The README has plenty of charts and examples, so I won’t take up post-space with said code or images.
Along the way, I was able to discern that there’s a hidden layer of this new, hidden API. Exposing said layer should be as easy as figuring out the right keyword and I’m hoping a bit of fuzzing will do the trick on that. It will be interesting to see what extra data that unlocks. (Yes, I just said relying on hidden APIs is dangerous; and, relying on hidden, hidden APIs is doubly so. I’m just a glutton for punishment.)

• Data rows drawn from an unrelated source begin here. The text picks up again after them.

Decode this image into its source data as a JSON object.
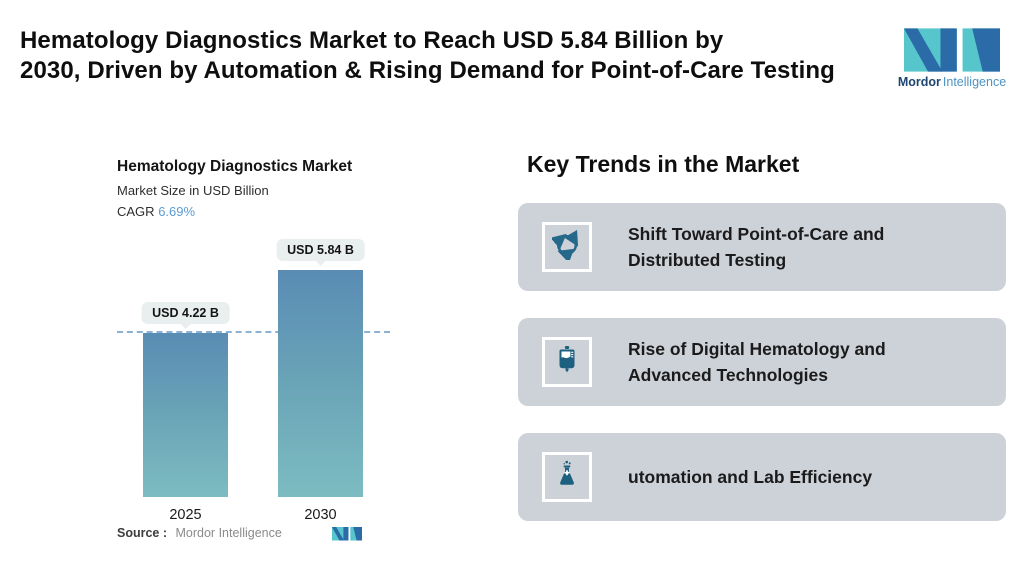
{
  "header": {
    "title_lines": [
      "Hematology Diagnostics Market to Reach USD 5.84 Billion by",
      "2030, Driven by Automation & Rising Demand for Point-of-Care Testing"
    ],
    "logo": {
      "brand_bold": "Mordor",
      "brand_light": "Intelligence"
    }
  },
  "chart": {
    "title": "Hematology Diagnostics Market",
    "subtitle": "Market Size in USD Billion",
    "cagr_label": "CAGR",
    "cagr_value": "6.69%",
    "source_label": "Source :",
    "source_value": "Mordor Intelligence"
  },
  "chart_data": {
    "type": "bar",
    "title": "Hematology Diagnostics Market",
    "subtitle": "Market Size in USD Billion",
    "cagr": "6.69%",
    "categories": [
      "2025",
      "2030"
    ],
    "values": [
      4.22,
      5.84
    ],
    "bar_labels": [
      "USD 4.22 B",
      "USD 5.84 B"
    ],
    "ylabel": "Market Size in USD Billion",
    "reference_line": 4.22,
    "legend": "none",
    "grid": "off"
  },
  "key_trends": {
    "heading": "Key Trends in the Market",
    "cards": [
      {
        "icon": "recycle-icon",
        "text": "Shift Toward Point-of-Care and Distributed Testing"
      },
      {
        "icon": "blood-bag-icon",
        "text": "Rise of Digital Hematology and Advanced Technologies"
      },
      {
        "icon": "flask-icon",
        "text": "utomation and Lab Efficiency"
      }
    ]
  },
  "colors": {
    "brand_teal": "#56c5cc",
    "brand_blue": "#2b6ca8",
    "card_background": "#cdd1d8",
    "icon_color": "#1d6080",
    "bar_gradient_top": "#5a8cb4",
    "bar_gradient_bottom": "#7cbcc1",
    "dashed_line": "#8cb2d3",
    "cagr_blue": "#5b9bd5",
    "bubble_background": "#e9efef"
  }
}
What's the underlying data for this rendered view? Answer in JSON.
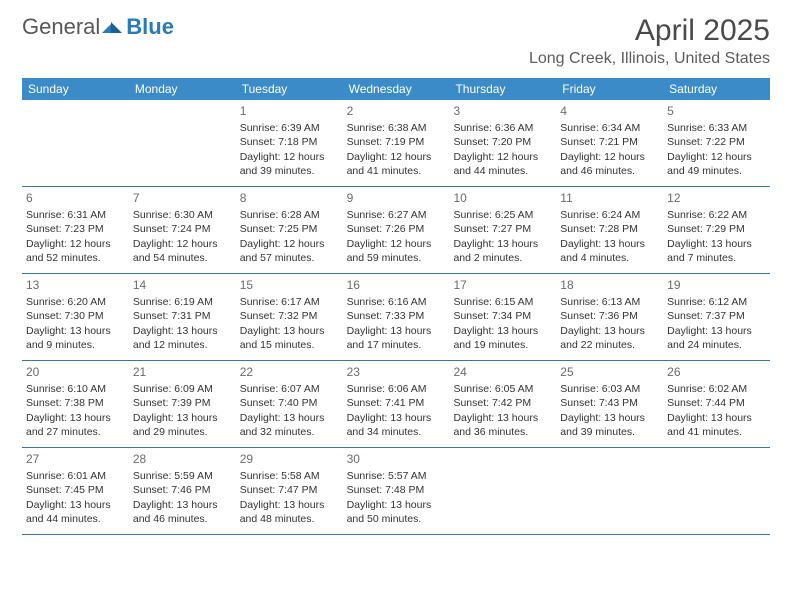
{
  "brand": {
    "word1": "General",
    "word2": "Blue",
    "accent_color": "#2a7ab8",
    "text_color": "#57585a"
  },
  "header": {
    "title": "April 2025",
    "location": "Long Creek, Illinois, United States"
  },
  "colors": {
    "header_band": "#3b8bc8",
    "rule": "#3b74a5",
    "background": "#ffffff"
  },
  "day_names": [
    "Sunday",
    "Monday",
    "Tuesday",
    "Wednesday",
    "Thursday",
    "Friday",
    "Saturday"
  ],
  "weeks": [
    [
      null,
      null,
      {
        "d": "1",
        "sr": "6:39 AM",
        "ss": "7:18 PM",
        "dl": "12 hours and 39 minutes."
      },
      {
        "d": "2",
        "sr": "6:38 AM",
        "ss": "7:19 PM",
        "dl": "12 hours and 41 minutes."
      },
      {
        "d": "3",
        "sr": "6:36 AM",
        "ss": "7:20 PM",
        "dl": "12 hours and 44 minutes."
      },
      {
        "d": "4",
        "sr": "6:34 AM",
        "ss": "7:21 PM",
        "dl": "12 hours and 46 minutes."
      },
      {
        "d": "5",
        "sr": "6:33 AM",
        "ss": "7:22 PM",
        "dl": "12 hours and 49 minutes."
      }
    ],
    [
      {
        "d": "6",
        "sr": "6:31 AM",
        "ss": "7:23 PM",
        "dl": "12 hours and 52 minutes."
      },
      {
        "d": "7",
        "sr": "6:30 AM",
        "ss": "7:24 PM",
        "dl": "12 hours and 54 minutes."
      },
      {
        "d": "8",
        "sr": "6:28 AM",
        "ss": "7:25 PM",
        "dl": "12 hours and 57 minutes."
      },
      {
        "d": "9",
        "sr": "6:27 AM",
        "ss": "7:26 PM",
        "dl": "12 hours and 59 minutes."
      },
      {
        "d": "10",
        "sr": "6:25 AM",
        "ss": "7:27 PM",
        "dl": "13 hours and 2 minutes."
      },
      {
        "d": "11",
        "sr": "6:24 AM",
        "ss": "7:28 PM",
        "dl": "13 hours and 4 minutes."
      },
      {
        "d": "12",
        "sr": "6:22 AM",
        "ss": "7:29 PM",
        "dl": "13 hours and 7 minutes."
      }
    ],
    [
      {
        "d": "13",
        "sr": "6:20 AM",
        "ss": "7:30 PM",
        "dl": "13 hours and 9 minutes."
      },
      {
        "d": "14",
        "sr": "6:19 AM",
        "ss": "7:31 PM",
        "dl": "13 hours and 12 minutes."
      },
      {
        "d": "15",
        "sr": "6:17 AM",
        "ss": "7:32 PM",
        "dl": "13 hours and 15 minutes."
      },
      {
        "d": "16",
        "sr": "6:16 AM",
        "ss": "7:33 PM",
        "dl": "13 hours and 17 minutes."
      },
      {
        "d": "17",
        "sr": "6:15 AM",
        "ss": "7:34 PM",
        "dl": "13 hours and 19 minutes."
      },
      {
        "d": "18",
        "sr": "6:13 AM",
        "ss": "7:36 PM",
        "dl": "13 hours and 22 minutes."
      },
      {
        "d": "19",
        "sr": "6:12 AM",
        "ss": "7:37 PM",
        "dl": "13 hours and 24 minutes."
      }
    ],
    [
      {
        "d": "20",
        "sr": "6:10 AM",
        "ss": "7:38 PM",
        "dl": "13 hours and 27 minutes."
      },
      {
        "d": "21",
        "sr": "6:09 AM",
        "ss": "7:39 PM",
        "dl": "13 hours and 29 minutes."
      },
      {
        "d": "22",
        "sr": "6:07 AM",
        "ss": "7:40 PM",
        "dl": "13 hours and 32 minutes."
      },
      {
        "d": "23",
        "sr": "6:06 AM",
        "ss": "7:41 PM",
        "dl": "13 hours and 34 minutes."
      },
      {
        "d": "24",
        "sr": "6:05 AM",
        "ss": "7:42 PM",
        "dl": "13 hours and 36 minutes."
      },
      {
        "d": "25",
        "sr": "6:03 AM",
        "ss": "7:43 PM",
        "dl": "13 hours and 39 minutes."
      },
      {
        "d": "26",
        "sr": "6:02 AM",
        "ss": "7:44 PM",
        "dl": "13 hours and 41 minutes."
      }
    ],
    [
      {
        "d": "27",
        "sr": "6:01 AM",
        "ss": "7:45 PM",
        "dl": "13 hours and 44 minutes."
      },
      {
        "d": "28",
        "sr": "5:59 AM",
        "ss": "7:46 PM",
        "dl": "13 hours and 46 minutes."
      },
      {
        "d": "29",
        "sr": "5:58 AM",
        "ss": "7:47 PM",
        "dl": "13 hours and 48 minutes."
      },
      {
        "d": "30",
        "sr": "5:57 AM",
        "ss": "7:48 PM",
        "dl": "13 hours and 50 minutes."
      },
      null,
      null,
      null
    ]
  ],
  "labels": {
    "sunrise": "Sunrise: ",
    "sunset": "Sunset: ",
    "daylight": "Daylight: "
  }
}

I was also able to discern that multiple people or teams worked on this revamp and said folks did not communicate with each other. The per-app APIs are woefully inconsistent. Furthermore, someone goofed and forgot to expose some pretty critical information from a few data retrieval operations (said data is also missing on the clickable download versions, too). Hopefully they’ll be addressing the issue soon (the site is technically in beta release).
If you’ve been a user of
cdcfluview please give the new API a try and file issues with anything you see. All contributors — testers, modders, enhancers — will get full
DESCRIPTION credit (so, please also include how you’d like to be cited).
Finally, please do check out the CDC FluView Portal. It’s gosh awful horribad. I know there are some spiffy Shiny experts out there who could run rings around that portal and I’ll be glad to add you as a collaborator if you contribute a Shiny app (or two!) to the package. If you’d rather go your own route with a self-contained, self-published package, just let me know what API changes you’d like and I’ll gladly accommodate. The goal is to help epidemiologists and other researchers keep us all safe.
So, go get your flu shot!!! Then, kick the tyres on this package update and don’t hesitate to convey your criticisms, patches or accolades.